Notwendig ist deshalb die Verstärkung des weltweiten aktiven Widerstands für die Stilllegung aller Atomanlagen. Die Defensive der Herrschenden in dieser Frage ist dafür eine günstige Bedingung. Auch in Belgien musste die Regierung nun die Stilllegung der sieben AKW des Landes bis 2015 ankündigen. Mitte Oktober gab es im indischen Bundesstaat Tamil Nadu Massenproteste gegen das Atomkraftwerk Koodamkulam. Fischer protestierten mit Hungerstreiks und Blockaden dagegen, dass das AKW in Betrieb geht (siehe "rf-news"-Bericht).

Auch in Deutschland nimmt die Anti-AKW-Bewegung ihre Proteste für die "sofortige Stilllegung der Atomkraftwerke in Deutschland" wieder auf. In Grafenrheinfeld demonstrierten am 28. Oktober rund 300 Menschen unter dem Motto "Euer Nonsens ist kein Konsens" für diese Forderung (siehe "rf-news"-Bericht). Für Ende November werden Aktionen gegen die geplanten Castor-Transporte mit hoch radioaktivem Atommüll in den maroden Salzstock bei Gorleben vorbereitet. In mehr als 57 Orten beteiligten sich letzten Samstag bereits bundesweit Initiativen an Protesten dagegen.

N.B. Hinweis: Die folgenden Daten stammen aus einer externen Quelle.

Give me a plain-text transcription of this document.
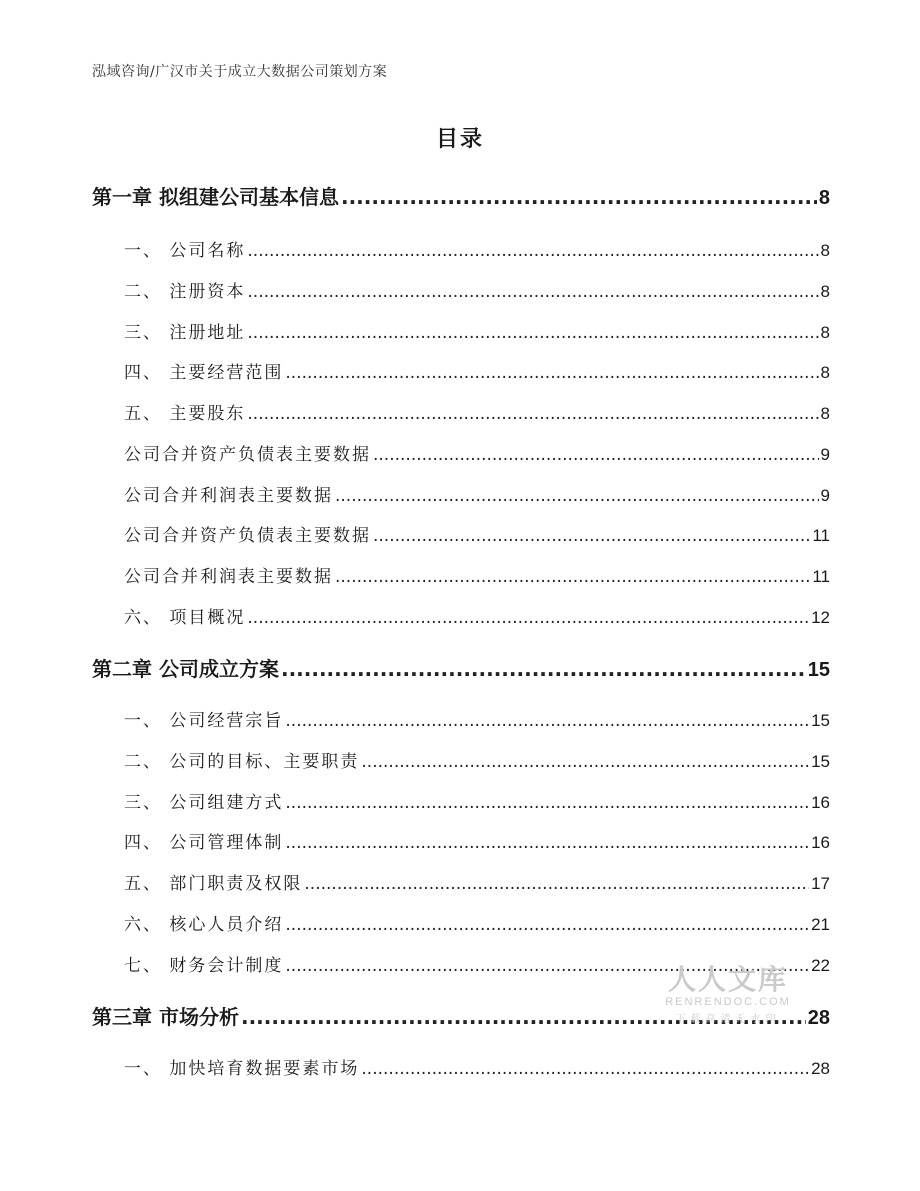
泓域咨询/广汉市关于成立大数据公司策划方案
目录
第一章 拟组建公司基本信息 .....	8
一、 公司名称 .....	8
二、 注册资本 .....	8
三、 注册地址 .....	8
四、 主要经营范围 .....	8
五、 主要股东 .....	8
公司合并资产负债表主要数据 .....	9
公司合并利润表主要数据 .....	9
公司合并资产负债表主要数据 .....	11
公司合并利润表主要数据 .....	11
六、 项目概况 .....	12
第二章 公司成立方案 .....	15
一、 公司经营宗旨 .....	15
二、 公司的目标、主要职责 .....	15
三、 公司组建方式 .....	16
四、 公司管理体制 .....	16
五、 部门职责及权限 .....	17
六、 核心人员介绍 .....	21
七、 财务会计制度 .....	22
第三章 市场分析 .....	28
一、 加快培育数据要素市场 .....	28
人人文库
RENRENDOC.COM
下载高清无水印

Jochen Stay, Sprecher der Anti-Atom-Organisation "ausgestrahlt“ sagt zum "Castor-Aktionstag": "Nach einem für uns Atomkraftgegner ereignisreichen ersten Halbjahr 2011 formiert sich der Protest jetzt neu. Denn mit der weiter völlig ungelösten Entsorgung der radioaktiven Abfälle brennt uns weiter ein riesiges Problem unter den Nägeln - wird doch in neun Reaktoren noch bis Ende 2022 Atommüll produziert, für den es nirgends einen sicheren Lagerplatz gibt."

Um den Widerstand zu einer international koordinierten Massenbewegung höher zu entwickeln, führen ILPS ("International League of Peoples' Struggle") und ICOR ("International Coordination of Revolutionary Parties and Organizations") seit dem 1. September eine internationale einjährige Kampagne mit dem Ziel der Stilllegung aller AKW weltweit durch. Der Weltklimatag am 3. Dezember muss zu einer Kampfansage an das Finanzkapital, die internationalen Energiekonzerne und ihre regierenden "Dienstleister" werden, die die Lebensgrundlagen der Menschheit rücksichtslos zerstören. Rettet die Umwelt vor der kapitalistischen Profitwirtschaft!